Prime Minister Narendra Modi said on Wednesday 'everything will be fine soon' on the border a day after India summoned the Pakistani deputy high commissioner in New Delhi to lodge a strong protest over repeated ceasefire violations.
At least 17 civilians have been killed and dozens wounded so far on both sides of the border after a week of some of the most intense fighting between India and Pakistan in about a decade.
The violence has further strained relations between the two countries that hit a low after New Delhi called off bilateral talks in August following the Pakistani high commissioner’s meeting with Kashmiri separatist leaders.
“Everything will be fine soon,” Modi told reporters at a function in New Delhi to mark the 82nd Air Force day.
HT has learnt that India has taken up the ceasefire violation issue with Pakistan more than once in the past week as part of the “diplomatic initiatives” to end the impasse.
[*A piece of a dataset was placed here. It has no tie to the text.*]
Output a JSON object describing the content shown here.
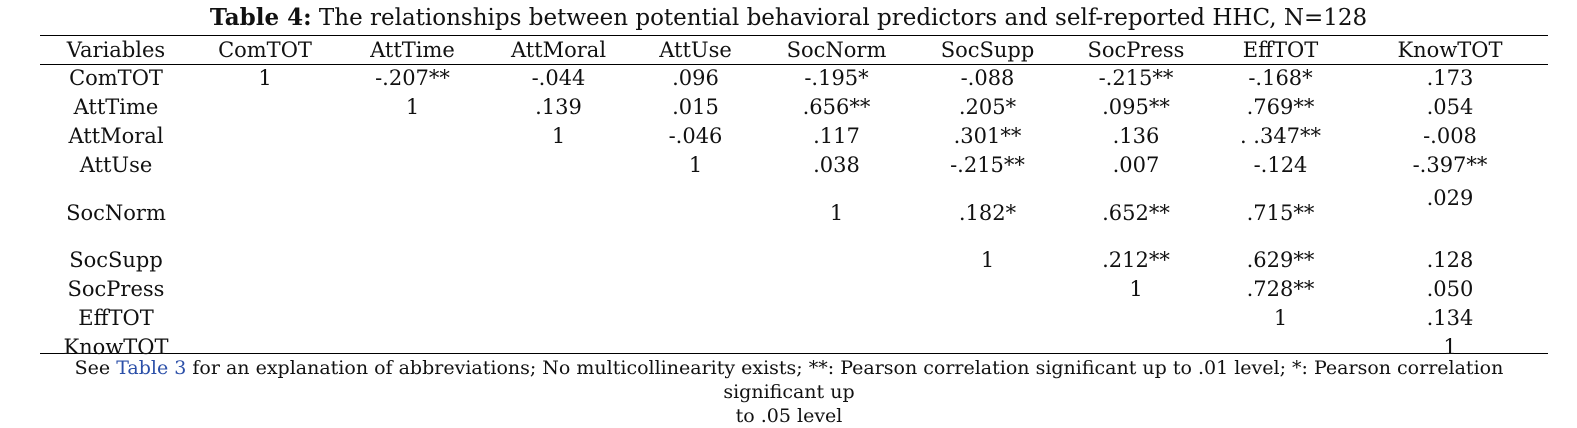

According to sources, the Pakistan envoy was told on Tuesday that “unprovoked firing from across the border that also continues to target civilians” must stop.
Fighting intensified along the international border on Tuesday night and carried on till morning as Pakistani troops hit about 50 Indian outposts and three dozen hamlets with mortars and machine guns, killing two women of a family and wounding at least 15.
Intelligence sources said India hit back by pounding 37 Pakistani posts that left about 15 dead and damaged several Pakistan Rangers outposts. “Our troops at all the places gave a strong and befitting reply to firing from Pakistan,” a Border Security Force (BSF) spokesperson said.
The BSF has given a detailed report of the situation to the ministry of external affairs to diplomatically take up the issue with Pakistan. BSF chief DK Pathak will meet Union home minister Rajnath Singh and National Security Adviser (NSA) Ajit Doval on Thursday to give an account of the situation on the ground.
Thousands have fled their homes on both sides of the 192-kilometre international border since the fighting broke on Sunday night.
Analysts say the violence comes at a time when Pakistan's army is taking a more assertive role in the country’s politics while India has toughened its stance ahead of assembly elections this month.
Islamabad summoned India’s deputy high commissioner JP Singh on Monday to lodge a protest over alleged ceasefire violations by India and raised the pitch by lodging a protest with the UN Military Observer Group over what it termed as India’s aggression.
However, India maintains the UN body has outlived its utility and all bilateral issues should be discussed under the framework of the Simla agreement and Lahore declaration. The ceasefire pact of 2003 is seen as the most important confidence-building measure between the two sides.
India and Pakistan exchange fire on the border sporadically but this year has been particularly volatile as Jammu and Kashmir is due for assembly polls and Pakistan typically ratchets up border tensions every time the state holds elections.
A terse eight-minute phone conversation on Tuesday between officers of the Directorate-General of Military Operations of India and Pakistan ended with brigadiers from both sides trading accusations.
The moderate wing of the Kashmiri separatist group Hurriyat Conference asked both countries to end hostilities along the border and resume the stalled dialogue process to resolve outstanding issues.